Holiday Snaps
The 3D juggernaut continues to roll on with new technology appearing all the time. The latest such technology to arrive on the market (albeit a rather expensive one) are 3D cameras which promise to allow you to take holiday snaps in full, wonderful 3D.
Approaching things backwards a little bit, your snaps, once taken, can be processed in one of three ways. You can connect them up to an existing 3D TV in your house and take a look at them whenever you want, you can send them to Japan (or at least, you can with one manufacturer) who will send you back the pictures on an ultra-modern equivalent of crinkle cut cardboard, or you can buy a special viewing screen.
The viewing screens are clever little things, like the digital imagers that have been available for about a decade, they rotate through your images in the background. The latest ones also allow you to use them as back up mini televisions, so you can turn off your pictures (they don’t have to be 3D) and watch normal television, or something like Sky HD should you so wish. Obviously, like their flat digital counterparts, these screens are expensive, but if you’re the type to take 3D holiday snaps, price is less of an issue.
The camera works in an ingenious fashion. Although just like a standard (if slightly large) digital camera it has two separate lenses, one which takes an image of the foreground, the other which takes an image of the background. The processor inside the camera (which is more powerful than the one which took men to the moon) combines the two images, mixes them together, and produces astonishing 3D images, all for the price of around £600 (although this will, of course, fall in the years and months to come).

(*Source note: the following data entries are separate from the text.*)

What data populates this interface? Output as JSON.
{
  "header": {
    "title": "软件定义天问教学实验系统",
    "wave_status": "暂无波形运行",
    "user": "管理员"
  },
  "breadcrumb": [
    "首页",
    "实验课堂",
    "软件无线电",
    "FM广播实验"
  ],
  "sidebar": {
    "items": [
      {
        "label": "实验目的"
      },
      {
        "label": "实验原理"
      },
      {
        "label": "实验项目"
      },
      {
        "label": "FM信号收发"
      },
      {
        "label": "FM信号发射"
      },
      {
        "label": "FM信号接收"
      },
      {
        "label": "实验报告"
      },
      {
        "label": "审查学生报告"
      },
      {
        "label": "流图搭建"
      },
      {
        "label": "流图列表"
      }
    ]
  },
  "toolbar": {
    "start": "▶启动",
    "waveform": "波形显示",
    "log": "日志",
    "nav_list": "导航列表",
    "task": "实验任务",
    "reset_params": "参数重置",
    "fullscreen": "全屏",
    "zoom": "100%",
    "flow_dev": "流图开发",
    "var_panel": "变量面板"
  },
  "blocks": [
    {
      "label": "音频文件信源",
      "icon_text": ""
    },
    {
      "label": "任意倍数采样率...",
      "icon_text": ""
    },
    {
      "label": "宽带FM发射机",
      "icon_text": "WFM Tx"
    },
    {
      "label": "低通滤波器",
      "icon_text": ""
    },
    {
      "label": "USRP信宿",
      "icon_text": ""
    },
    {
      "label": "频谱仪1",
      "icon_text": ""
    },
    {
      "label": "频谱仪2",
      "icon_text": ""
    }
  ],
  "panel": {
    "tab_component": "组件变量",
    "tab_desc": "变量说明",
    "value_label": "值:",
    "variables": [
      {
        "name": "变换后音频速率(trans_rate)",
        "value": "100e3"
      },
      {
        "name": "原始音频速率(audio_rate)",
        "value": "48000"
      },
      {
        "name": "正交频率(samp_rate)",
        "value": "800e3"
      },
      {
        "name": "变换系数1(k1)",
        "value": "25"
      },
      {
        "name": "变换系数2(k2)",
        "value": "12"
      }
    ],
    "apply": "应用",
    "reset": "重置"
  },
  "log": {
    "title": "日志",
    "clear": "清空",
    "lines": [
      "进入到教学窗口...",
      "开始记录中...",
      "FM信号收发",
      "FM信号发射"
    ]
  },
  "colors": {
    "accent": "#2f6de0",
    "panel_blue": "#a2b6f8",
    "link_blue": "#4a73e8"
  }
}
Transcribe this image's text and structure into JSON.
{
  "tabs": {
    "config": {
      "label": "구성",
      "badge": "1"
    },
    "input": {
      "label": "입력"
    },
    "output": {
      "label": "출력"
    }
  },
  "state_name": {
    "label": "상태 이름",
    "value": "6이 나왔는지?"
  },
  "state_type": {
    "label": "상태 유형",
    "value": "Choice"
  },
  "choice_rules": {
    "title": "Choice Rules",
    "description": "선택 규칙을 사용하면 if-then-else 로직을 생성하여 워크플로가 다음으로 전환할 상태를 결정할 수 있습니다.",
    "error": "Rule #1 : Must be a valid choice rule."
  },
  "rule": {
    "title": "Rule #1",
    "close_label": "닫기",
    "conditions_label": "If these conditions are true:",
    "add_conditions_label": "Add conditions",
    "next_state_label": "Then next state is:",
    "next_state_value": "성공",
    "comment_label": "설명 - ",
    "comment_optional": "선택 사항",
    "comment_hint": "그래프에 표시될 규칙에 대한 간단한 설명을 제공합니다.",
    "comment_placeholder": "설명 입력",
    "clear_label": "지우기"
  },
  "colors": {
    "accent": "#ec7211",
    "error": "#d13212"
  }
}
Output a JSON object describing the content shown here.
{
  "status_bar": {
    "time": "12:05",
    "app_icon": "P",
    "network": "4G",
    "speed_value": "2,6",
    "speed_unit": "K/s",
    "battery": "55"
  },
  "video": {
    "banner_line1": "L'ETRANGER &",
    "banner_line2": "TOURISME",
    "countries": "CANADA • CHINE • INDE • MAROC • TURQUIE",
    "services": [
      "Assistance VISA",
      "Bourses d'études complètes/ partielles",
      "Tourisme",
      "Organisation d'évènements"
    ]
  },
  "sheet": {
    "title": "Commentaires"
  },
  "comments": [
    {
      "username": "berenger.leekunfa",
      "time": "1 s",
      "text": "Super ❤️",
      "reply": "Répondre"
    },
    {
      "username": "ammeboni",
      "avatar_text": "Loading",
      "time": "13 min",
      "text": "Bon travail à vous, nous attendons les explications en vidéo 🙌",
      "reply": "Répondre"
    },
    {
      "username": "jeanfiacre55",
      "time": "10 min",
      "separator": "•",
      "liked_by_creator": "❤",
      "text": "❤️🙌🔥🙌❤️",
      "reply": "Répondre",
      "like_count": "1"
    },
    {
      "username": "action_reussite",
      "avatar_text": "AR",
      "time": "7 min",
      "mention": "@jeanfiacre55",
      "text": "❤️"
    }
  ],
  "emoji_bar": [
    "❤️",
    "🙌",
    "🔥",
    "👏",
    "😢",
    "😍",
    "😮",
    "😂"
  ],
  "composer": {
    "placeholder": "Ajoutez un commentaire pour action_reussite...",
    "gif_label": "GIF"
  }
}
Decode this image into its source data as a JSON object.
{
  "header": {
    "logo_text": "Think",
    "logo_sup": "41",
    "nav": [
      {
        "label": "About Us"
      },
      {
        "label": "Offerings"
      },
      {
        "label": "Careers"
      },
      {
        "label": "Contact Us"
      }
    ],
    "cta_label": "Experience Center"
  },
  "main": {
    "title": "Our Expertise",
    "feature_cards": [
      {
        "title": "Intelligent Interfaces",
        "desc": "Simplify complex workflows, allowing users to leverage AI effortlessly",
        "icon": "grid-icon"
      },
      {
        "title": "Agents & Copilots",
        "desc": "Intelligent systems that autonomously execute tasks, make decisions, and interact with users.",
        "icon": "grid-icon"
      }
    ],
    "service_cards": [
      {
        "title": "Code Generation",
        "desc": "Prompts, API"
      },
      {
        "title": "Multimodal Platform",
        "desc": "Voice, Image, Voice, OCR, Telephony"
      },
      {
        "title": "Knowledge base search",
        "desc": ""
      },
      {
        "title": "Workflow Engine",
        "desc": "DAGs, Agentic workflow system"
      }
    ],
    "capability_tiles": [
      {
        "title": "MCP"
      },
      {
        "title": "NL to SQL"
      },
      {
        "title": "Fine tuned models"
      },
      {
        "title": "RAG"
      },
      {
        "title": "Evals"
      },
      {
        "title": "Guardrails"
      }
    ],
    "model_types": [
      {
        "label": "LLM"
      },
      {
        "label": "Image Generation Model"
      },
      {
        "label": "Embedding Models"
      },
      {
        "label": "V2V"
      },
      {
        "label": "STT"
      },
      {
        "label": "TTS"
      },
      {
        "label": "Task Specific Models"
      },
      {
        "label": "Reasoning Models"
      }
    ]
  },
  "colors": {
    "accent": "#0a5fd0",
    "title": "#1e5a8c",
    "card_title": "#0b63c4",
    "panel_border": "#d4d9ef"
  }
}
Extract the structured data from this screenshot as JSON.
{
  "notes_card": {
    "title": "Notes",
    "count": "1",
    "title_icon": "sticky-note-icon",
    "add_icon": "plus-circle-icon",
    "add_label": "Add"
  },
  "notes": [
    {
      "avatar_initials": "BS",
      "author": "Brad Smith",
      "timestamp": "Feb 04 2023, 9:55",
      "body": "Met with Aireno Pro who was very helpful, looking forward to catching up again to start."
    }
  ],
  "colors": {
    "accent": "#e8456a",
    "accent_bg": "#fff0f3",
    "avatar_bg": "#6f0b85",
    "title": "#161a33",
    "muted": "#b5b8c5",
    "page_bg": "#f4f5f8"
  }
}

If that doesn’t satisfy you, there are also cameras around that allow you to produce your own 3D video using broadly the same system but for a little more money.
Admittedly, it’s still a little way off before these cameras are able to produce really high class images, so don’t expect to be downloading video on demand shot on such a device in someone’s back yard any time soon. Still, with 3D technology developing all the time, it won’t be too long before the cameras are affordable and high enough quality to really hit the mainstream.